Discours de départ – Michel Loriaux

Discours de départ - Michel Loriaux

Quitter une association dont on a assumé la présidence pendant huit ans ne va pas forcément sans un léger pincement de cœur. Ce fut mon cas vendredi dernier 3 mai.

Pourtant, je pars avec le sentiment d’avoir plus ou moins correctement rempli le job, certes sans avoir fait des prouesses de développement, mais au moins en ayant maintenu le cap et en ayant permis à la société de survivre, ce qui n’est pas forcément facile quand on représente un groupe professionnel de démographes dont le nombre est forcément restreint dans un petit pays comme la Belgique partagé entre deux sociétés linguistiquement distinctes au Nord et au Sud du pays (la VVD et la SDFB).

Je précise immédiatement que je ne revendique pas seul ce succès relatif qui a d’abord été celui d’une équipe dont les membres se sont investis avec détermination dans cette entreprise parfois assez ingrate et que je tiens à remercier pour leur engagement : André Lambert comme vice-président, Marc Debuisson comme secrétaire général, Denis Morsa comme trésorier, ainsi que les autres membres du Conseil d’administration de notre ASBL Micheline Lambrecht, Lenaïg Le Berre, Jean-Pierre Grimmeau et Jean-Paul Sanderson.

Cependant, la vie d’une société n’a de sens que lorsqu’elle est resituée dans son histoire et il m’a paru important de rappeler les noms de ceux et celles qui ont apporté leur contribution à son maintien en activité et cela depuis 1968, date de la création de la Société belge de démographie (SBD) à l’initiative d’une poignée de chercheurs convaincus que la démographie valait bien qu’on lui consacre une société-savante, même si cette discipline était peu connue du grand public et si la plupart des scientifiques qui se revendiquaient des sciences de la population étaient des autodidactes, non diplômés en démographie.
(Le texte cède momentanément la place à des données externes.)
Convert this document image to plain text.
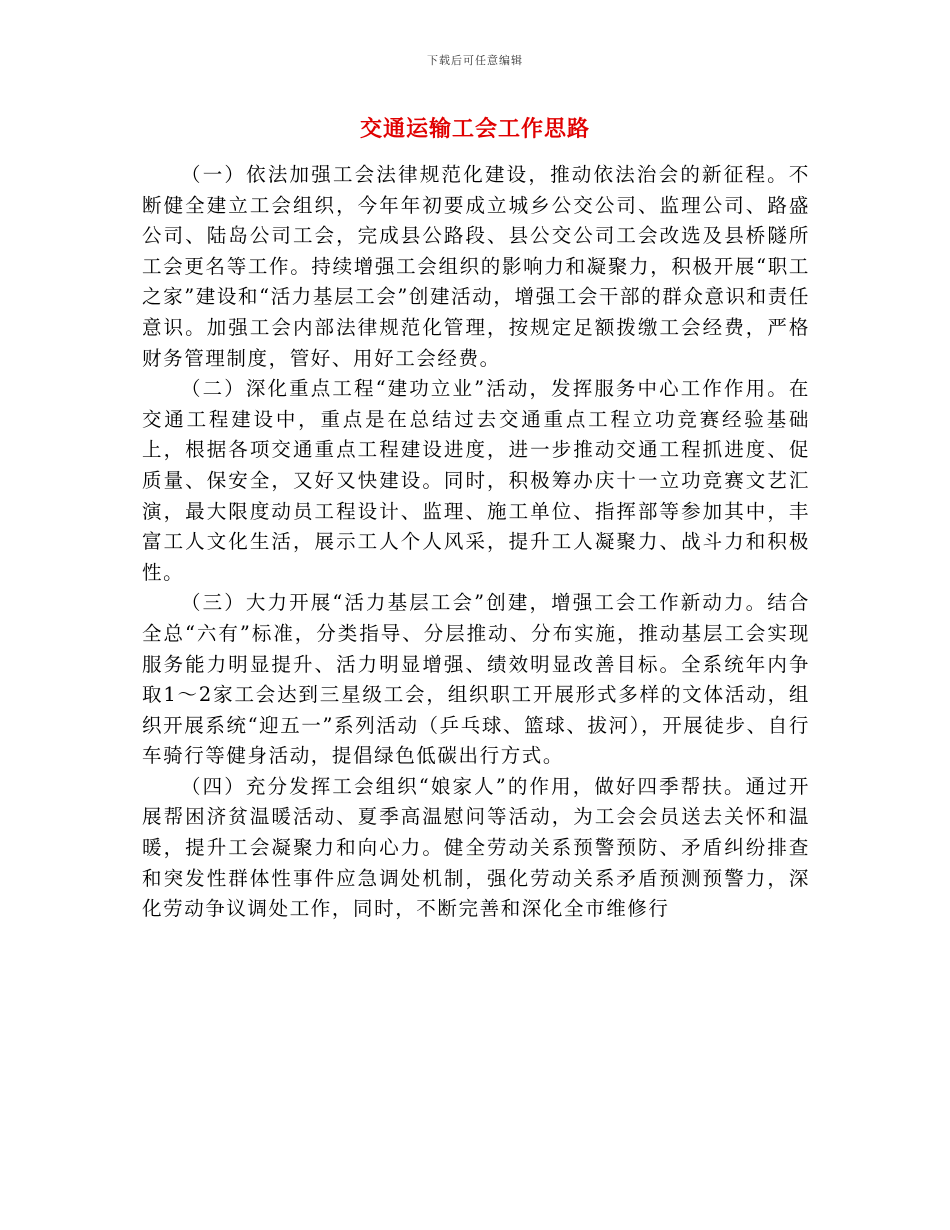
下载后可任意编辑
交通运输工会工作思路

（一）依法加强工会法律规范化建设，推动依法治会的新征程。不断健全建立工会组织，今年年初要成立城乡公交公司、监理公司、路盛公司、陆岛公司工会，完成县公路段、县公交公司工会改选及县桥隧所工会更名等工作。持续增强工会组织的影响力和凝聚力，积极开展“职工之家”建设和“活力基层工会”创建活动，增强工会干部的群众意识和责任意识。加强工会内部法律规范化管理，按规定足额拨缴工会经费，严格财务管理制度，管好、用好工会经费。

（二）深化重点工程“建功立业”活动，发挥服务中心工作作用。在交通工程建设中，重点是在总结过去交通重点工程立功竞赛经验基础上，根据各项交通重点工程建设进度，进一步推动交通工程抓进度、促质量、保安全，又好又快建设。同时，积极筹办庆十一立功竞赛文艺汇演，最大限度动员工程设计、监理、施工单位、指挥部等参加其中，丰富工人文化生活，展示工人个人风采，提升工人凝聚力、战斗力和积极性。

（三）大力开展“活力基层工会”创建，增强工会工作新动力。结合全总“六有”标准，分类指导、分层推动、分布实施，推动基层工会实现服务能力明显提升、活力明显增强、绩效明显改善目标。全系统年内争取1～2家工会达到三星级工会，组织职工开展形式多样的文体活动，组织开展系统“迎五一”系列活动（乒乓球、篮球、拔河），开展徒步、自行车骑行等健身活动，提倡绿色低碳出行方式。

（四）充分发挥工会组织“娘家人”的作用，做好四季帮扶。通过开展帮困济贫温暖活动、夏季高温慰问等活动，为工会会员送去关怀和温暖，提升工会凝聚力和向心力。健全劳动关系预警预防、矛盾纠纷排查和突发性群体性事件应急调处机制，强化劳动关系矛盾预测预警力，深化劳动争议调处工作，同时，不断完善和深化全市维修行
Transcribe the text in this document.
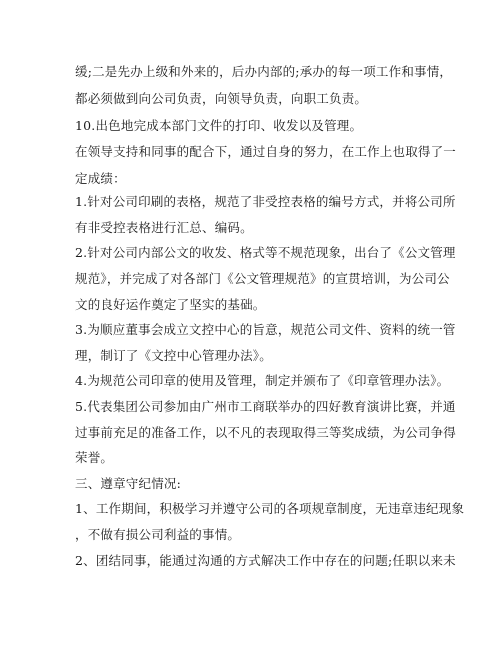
缓;二是先办上级和外来的，后办内部的;承办的每一项工作和事情，

都必须做到向公司负责，向领导负责，向职工负责。

10.出色地完成本部门文件的打印、收发以及管理。

在领导支持和同事的配合下，通过自身的努力，在工作上也取得了一

定成绩：

1.针对公司印刷的表格，规范了非受控表格的编号方式，并将公司所

有非受控表格进行汇总、编码。

2.针对公司内部公文的收发、格式等不规范现象，出台了《公文管理

规范》，并完成了对各部门《公文管理规范》的宣贯培训，为公司公

文的良好运作奠定了坚实的基础。

3.为顺应董事会成立文控中心的旨意，规范公司文件、资料的统一管

理，制订了《文控中心管理办法》。

4.为规范公司印章的使用及管理，制定并颁布了《印章管理办法》。

5.代表集团公司参加由广州市工商联举办的四好教育演讲比赛，并通

过事前充足的准备工作，以不凡的表现取得三等奖成绩，为公司争得

荣誉。

三、遵章守纪情况:

1、工作期间，积极学习并遵守公司的各项规章制度，无违章违纪现象

，不做有损公司利益的事情。

2、团结同事，能通过沟通的方式解决工作中存在的问题;任职以来未
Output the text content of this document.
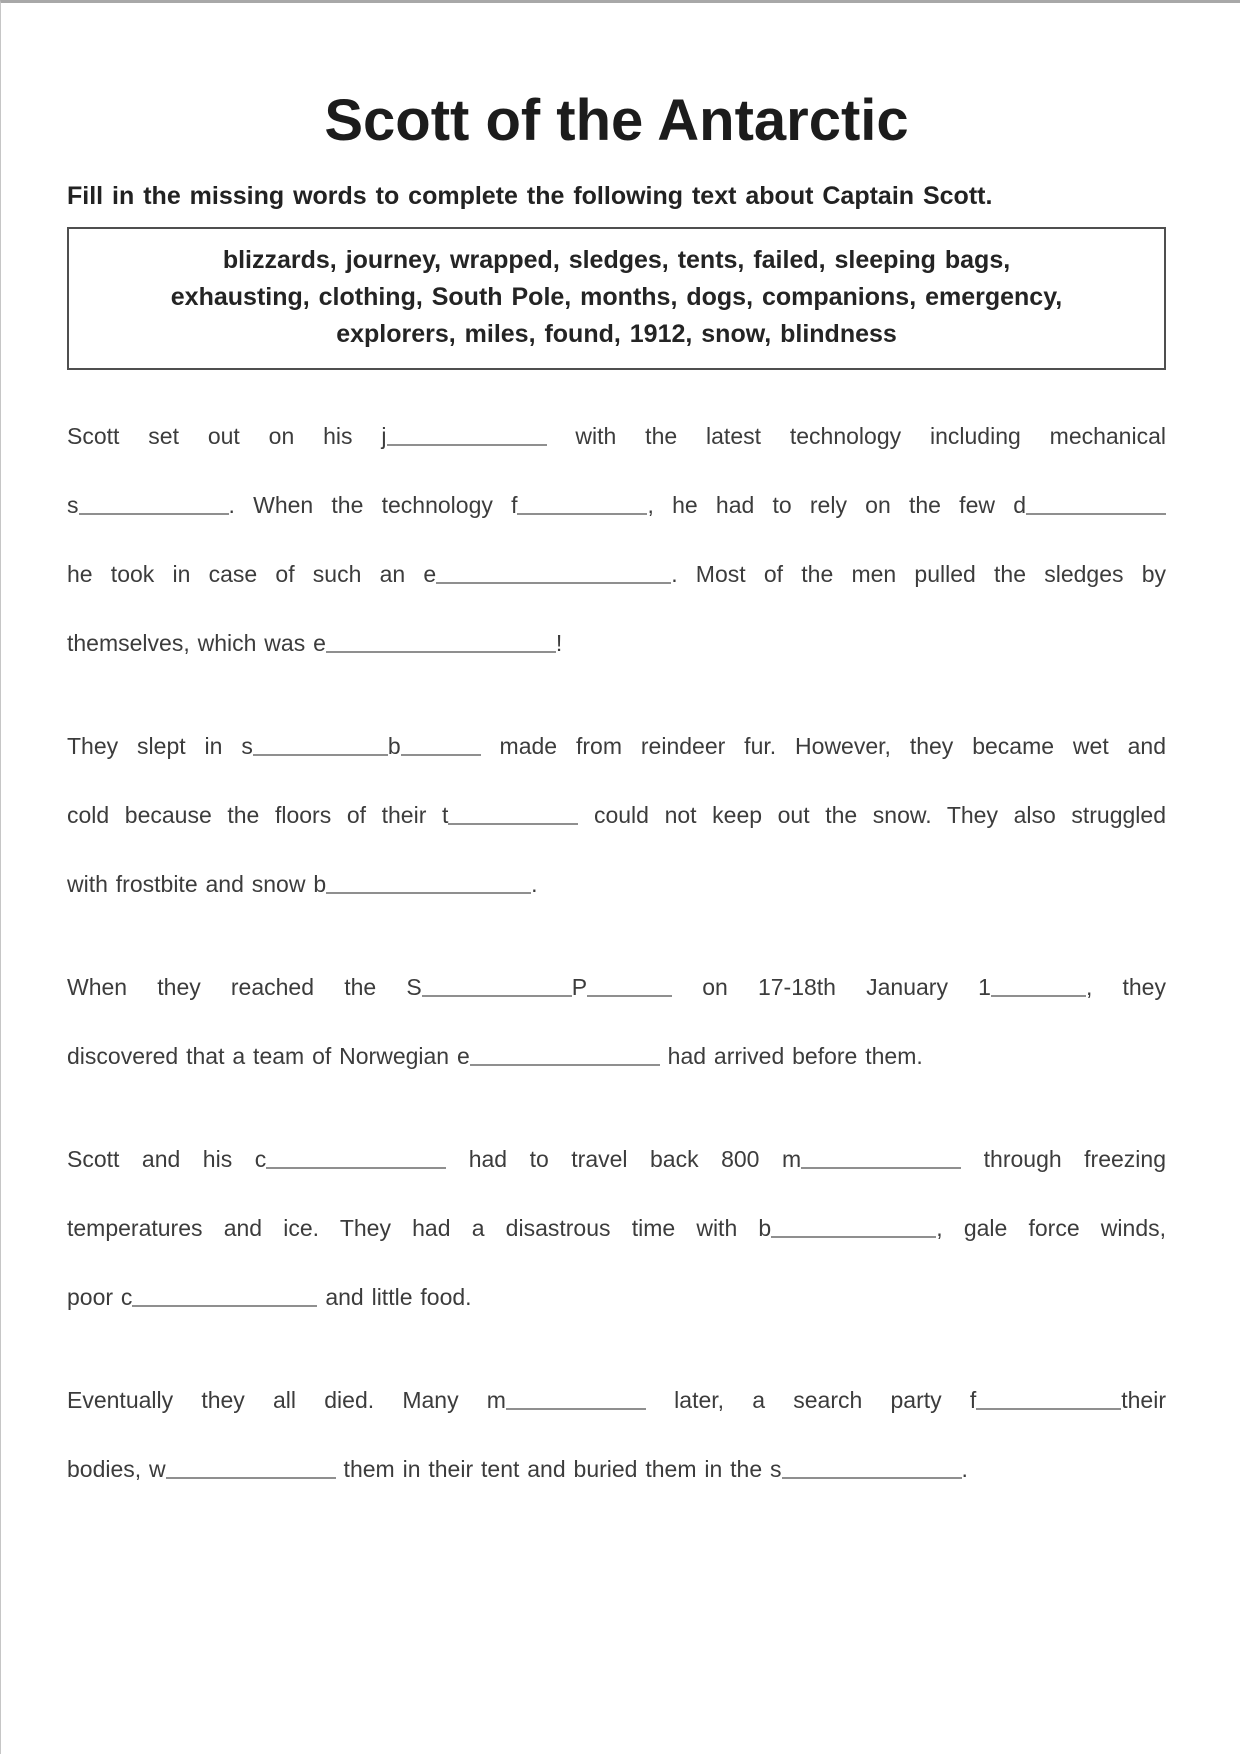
Scott of the Antarctic
Fill in the missing words to complete the following text about Captain Scott.
blizzards, journey, wrapped, sledges, tents, failed, sleeping bags,
exhausting, clothing, South Pole, months, dogs, companions, emergency,
explorers, miles, found, 1912, snow, blindness
Scott set out on his j	with the latest technology including mechanical
s	. When the technology f	, he had to rely on the few d
he took in case of such an e	. Most of the men pulled the sledges by
themselves, which was e	!
They slept in s	b	made from reindeer fur. However, they became wet and
cold because the floors of their t	could not keep out the snow. They also struggled
with frostbite and snow b	.
When they reached the S	P	on 17-18th January 1	, they
discovered that a team of Norwegian e	had arrived before them.
Scott and his c	had to travel back 800 m	through freezing
temperatures and ice. They had a disastrous time with b	, gale force winds,
poor c	and little food.
Eventually they all died. Many m	later, a search party f	their
bodies, w	them in their tent and buried them in the s	.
Et pour cause, puisqu’il existait, à cette époque, très peu de formations spécifiques diplômantes dans cette discipline, la première en Belgique venant à peine de s’ouvrir à l’UCL.

Priorité aux disparus, je me souviens de quelques figures qui ont été de véritables piliers de la SBD, comme Henriette Damas (CPF), le révérend père Mols, Jean Morsa (CPF), Jean-Paul Bougaert (Univ Mons) que les plus anciens membres ont bien connus.
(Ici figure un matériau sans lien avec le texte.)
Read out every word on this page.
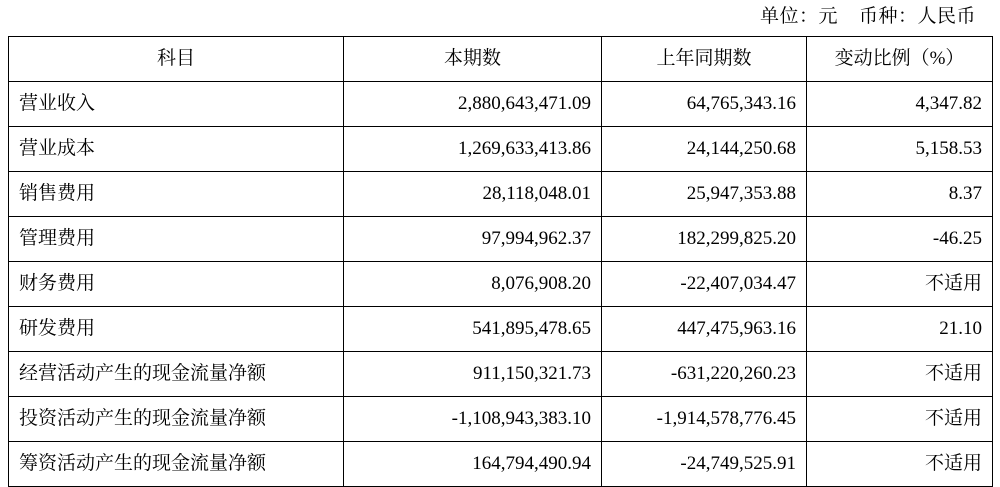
单位：元    币种：人民币
科目	本期数	上年同期数	变动比例（%）
营业收入	2,880,643,471.09	64,765,343.16	4,347.82
营业成本	1,269,633,413.86	24,144,250.68	5,158.53
销售费用	28,118,048.01	25,947,353.88	8.37
管理费用	97,994,962.37	182,299,825.20	-46.25
财务费用	8,076,908.20	-22,407,034.47	不适用
研发费用	541,895,478.65	447,475,963.16	21.10
经营活动产生的现金流量净额	911,150,321.73	-631,220,260.23	不适用
投资活动产生的现金流量净额	-1,108,943,383.10	-1,914,578,776.45	不适用
筹资活动产生的现金流量净额	164,794,490.94	-24,749,525.91	不适用
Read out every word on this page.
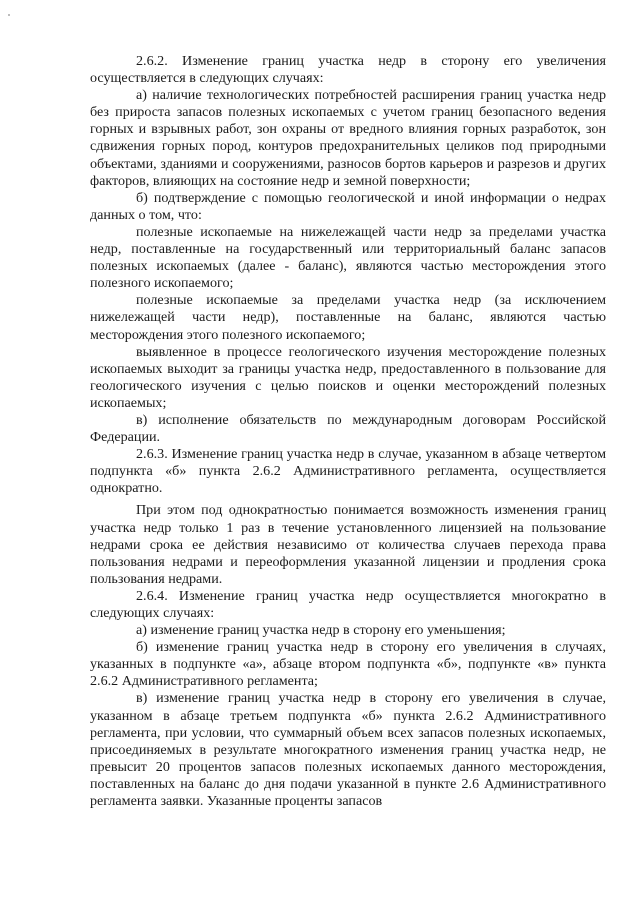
2.6.2. Изменение границ участка недр в сторону его увеличения осуществляется в следующих случаях:

а) наличие технологических потребностей расширения границ участка недр без прироста запасов полезных ископаемых с учетом границ безопасного ведения горных и взрывных работ, зон охраны от вредного влияния горных разработок, зон сдвижения горных пород, контуров предохранительных целиков под природными объектами, зданиями и сооружениями, разносов бортов карьеров и разрезов и других факторов, влияющих на состояние недр и земной поверхности;

б) подтверждение с помощью геологической и иной информации о недрах данных о том, что:

полезные ископаемые на нижележащей части недр за пределами участка недр, поставленные на государственный или территориальный баланс запасов полезных ископаемых (далее - баланс), являются частью месторождения этого полезного ископаемого;

полезные ископаемые за пределами участка недр (за исключением нижележащей части недр), поставленные на баланс, являются частью месторождения этого полезного ископаемого;

выявленное в процессе геологического изучения месторождение полезных ископаемых выходит за границы участка недр, предоставленного в пользование для геологического изучения с целью поисков и оценки месторождений полезных ископаемых;

в) исполнение обязательств по международным договорам Российской Федерации.

2.6.3. Изменение границ участка недр в случае, указанном в абзаце четвертом подпункта «б» пункта 2.6.2 Административного регламента, осуществляется однократно.

При этом под однократностью понимается возможность изменения границ участка недр только 1 раз в течение установленного лицензией на пользование недрами срока ее действия независимо от количества случаев перехода права пользования недрами и переоформления указанной лицензии и продления срока пользования недрами.

2.6.4. Изменение границ участка недр осуществляется многократно в следующих случаях:

а) изменение границ участка недр в сторону его уменьшения;

б) изменение границ участка недр в сторону его увеличения в случаях, указанных в подпункте «а», абзаце втором подпункта «б», подпункте «в» пункта 2.6.2 Административного регламента;

в) изменение границ участка недр в сторону его увеличения в случае, указанном в абзаце третьем подпункта «б» пункта 2.6.2 Административного регламента, при условии, что суммарный объем всех запасов полезных ископаемых, присоединяемых в результате многократного изменения границ участка недр, не превысит 20 процентов запасов полезных ископаемых данного месторождения, поставленных на баланс до дня подачи указанной в пункте 2.6 Административного регламента заявки. Указанные проценты запасов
Mais dans la lignée des (sur)vivants beaucoup de noms sont restés dans les mémoires, en particulier ceux des anciens présidents qui ont assuré la continuité de la société : Guillaume Wunsch, Christine Wattelar, Michel Poulain, Eric Vilquin, Louis Lolhé-Tart (sans respecter forcément l’ordre chronologique). Merci à tous (et aux oubliés éventuels) d’avoir été des maillons de cette chaîne qui s’est étirée sur près d’un demi-siècle et dont j’espère qu’elle se maintiendra encore pendant les décennies à venir.
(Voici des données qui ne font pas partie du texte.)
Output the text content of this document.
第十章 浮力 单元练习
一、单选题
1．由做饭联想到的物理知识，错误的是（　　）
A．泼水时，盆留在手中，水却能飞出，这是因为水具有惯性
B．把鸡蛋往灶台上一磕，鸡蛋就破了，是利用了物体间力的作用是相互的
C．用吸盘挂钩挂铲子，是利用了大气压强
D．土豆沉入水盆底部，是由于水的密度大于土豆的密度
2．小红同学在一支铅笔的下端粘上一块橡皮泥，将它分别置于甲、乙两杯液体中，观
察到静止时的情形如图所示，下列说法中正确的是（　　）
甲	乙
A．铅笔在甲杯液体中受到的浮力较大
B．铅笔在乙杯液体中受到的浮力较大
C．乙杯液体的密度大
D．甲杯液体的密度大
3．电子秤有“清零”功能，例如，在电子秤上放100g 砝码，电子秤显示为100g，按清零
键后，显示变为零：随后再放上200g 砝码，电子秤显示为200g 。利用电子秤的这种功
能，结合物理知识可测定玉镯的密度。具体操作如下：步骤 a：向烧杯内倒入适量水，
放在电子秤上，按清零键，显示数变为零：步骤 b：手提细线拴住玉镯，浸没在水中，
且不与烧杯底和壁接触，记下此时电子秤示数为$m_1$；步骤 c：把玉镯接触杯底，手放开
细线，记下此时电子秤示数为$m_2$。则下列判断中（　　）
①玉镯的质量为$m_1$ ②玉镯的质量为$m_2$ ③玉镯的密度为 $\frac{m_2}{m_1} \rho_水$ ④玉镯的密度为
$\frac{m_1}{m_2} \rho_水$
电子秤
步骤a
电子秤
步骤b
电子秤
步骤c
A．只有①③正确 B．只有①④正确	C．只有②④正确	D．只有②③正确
Durant toute cette période la SBD (devenue plus récemment SDFB pour affirmer son attachement à la langue française et son rattachement à la région Wallonie-Bruxelles) a débattu dans ses séances scientifiques de nombreuses questions qui rentrent dans le domaine (il est vrai parfois un peu exigu) de la démographie, autant théoriques qu’appliquées depuis les migrations et la fécondité belge jusqu’à la croissance de la population mondiale en passant par les débats méthodologiques autour des enquêtes et des recensements. A l’occasion, elle a même contribué à encourager l’initiation à la démographie dans l’enseignement secondaire en publiant un « ABC de la démographie » (réalisé par Godelieve Masuy-Stroobant) à l’attention des professeurs chargé des cours de sciences sociales.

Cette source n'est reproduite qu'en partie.